The Compendium

A Comprehensive Companion for All in the Insolvency and Restructuring Profession

In addition, under s217 a person will be personally responsible for the ‘relevant debts’ of a company if they are involved in the management of the company in breach of s216 … … or if they are involved in the management of a company and takes instructions from a person they know to be in breach of s216.

The ‘relevant debts’ are those debts which were incurred whilst that person was acting in contravention of s216 or taking instructions from a person s/he knew to be in contravention of s216. This is the debts of the new company.

[See ‘Insolvency Act’, ‘Liquidation’, ‘Court of Appeal’ and ‘Director’.]

Placement

The process of laundering money typically involves three steps: placement, layering, and integration.

Being the first stage, placement is where ‘dirty’ money is placed into legal, financial systems. After getting hold of illegally acquired funds through theft, bribery and corruption, financial criminals move the cash from its source.

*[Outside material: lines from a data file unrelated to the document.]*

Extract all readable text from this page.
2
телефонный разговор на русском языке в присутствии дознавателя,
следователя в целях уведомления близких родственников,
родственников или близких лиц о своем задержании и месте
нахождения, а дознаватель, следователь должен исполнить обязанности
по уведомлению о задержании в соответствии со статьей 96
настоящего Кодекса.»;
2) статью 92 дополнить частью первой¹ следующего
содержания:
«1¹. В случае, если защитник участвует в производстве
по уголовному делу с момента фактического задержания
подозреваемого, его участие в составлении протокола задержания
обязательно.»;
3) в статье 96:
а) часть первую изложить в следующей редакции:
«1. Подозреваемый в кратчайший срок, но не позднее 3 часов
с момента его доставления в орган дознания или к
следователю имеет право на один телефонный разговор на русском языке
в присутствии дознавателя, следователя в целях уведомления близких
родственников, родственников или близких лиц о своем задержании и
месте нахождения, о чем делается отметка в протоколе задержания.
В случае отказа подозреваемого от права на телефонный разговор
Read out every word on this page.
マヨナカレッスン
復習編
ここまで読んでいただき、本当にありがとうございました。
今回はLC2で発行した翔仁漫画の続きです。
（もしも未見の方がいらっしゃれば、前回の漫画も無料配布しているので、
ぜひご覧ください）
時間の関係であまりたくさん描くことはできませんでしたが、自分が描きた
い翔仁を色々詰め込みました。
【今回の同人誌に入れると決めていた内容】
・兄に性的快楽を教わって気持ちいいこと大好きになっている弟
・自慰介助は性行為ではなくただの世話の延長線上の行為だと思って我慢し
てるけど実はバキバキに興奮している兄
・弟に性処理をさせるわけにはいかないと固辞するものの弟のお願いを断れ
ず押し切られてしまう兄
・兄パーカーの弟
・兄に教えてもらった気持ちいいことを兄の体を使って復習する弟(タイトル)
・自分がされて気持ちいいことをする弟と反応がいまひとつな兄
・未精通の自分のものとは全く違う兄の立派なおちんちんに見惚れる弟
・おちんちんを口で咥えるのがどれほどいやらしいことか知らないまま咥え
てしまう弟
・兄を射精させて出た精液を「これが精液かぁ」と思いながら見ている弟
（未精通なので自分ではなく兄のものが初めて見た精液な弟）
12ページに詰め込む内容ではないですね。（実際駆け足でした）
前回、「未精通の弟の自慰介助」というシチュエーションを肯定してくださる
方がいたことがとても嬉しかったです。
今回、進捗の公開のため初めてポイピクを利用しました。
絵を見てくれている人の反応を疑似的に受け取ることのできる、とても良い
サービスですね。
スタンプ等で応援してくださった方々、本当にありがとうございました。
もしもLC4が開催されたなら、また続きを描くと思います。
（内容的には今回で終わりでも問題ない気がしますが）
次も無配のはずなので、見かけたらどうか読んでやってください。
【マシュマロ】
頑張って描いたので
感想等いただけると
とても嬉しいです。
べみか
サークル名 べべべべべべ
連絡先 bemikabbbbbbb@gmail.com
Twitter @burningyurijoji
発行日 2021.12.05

[See ‘Money Laundering’, ‘Layering’ and ‘Integration’.]

Preamble

A ‘preamble’ is, effectively, the contents pages at the front of every statute. It is very often the best way to understand what the statute contains and where to go to find the detail within the body of the Act/Rules/Regulations, etc.

For example, the preamble to the Insolvency Rules 2016 sets out the contents in ‘parts’, such as Part 7 – winding-up by the court, and Part 18 – Remuneration and Reports.

You would be well advised to get hold of a copy of the original statute (in the Butterworths Insolvency Law Handbook, Sealy and Milman or on the Internet by typing the statute into a search engine and clicking on one of the first couple of links on the screen). In this way you will gain an understanding of how statutes are constructed and worded.

[See ‘Insolvency Rules 206’, ‘Butterworths Insolvency Law Handbook’ and ‘Sealy and Milman’.]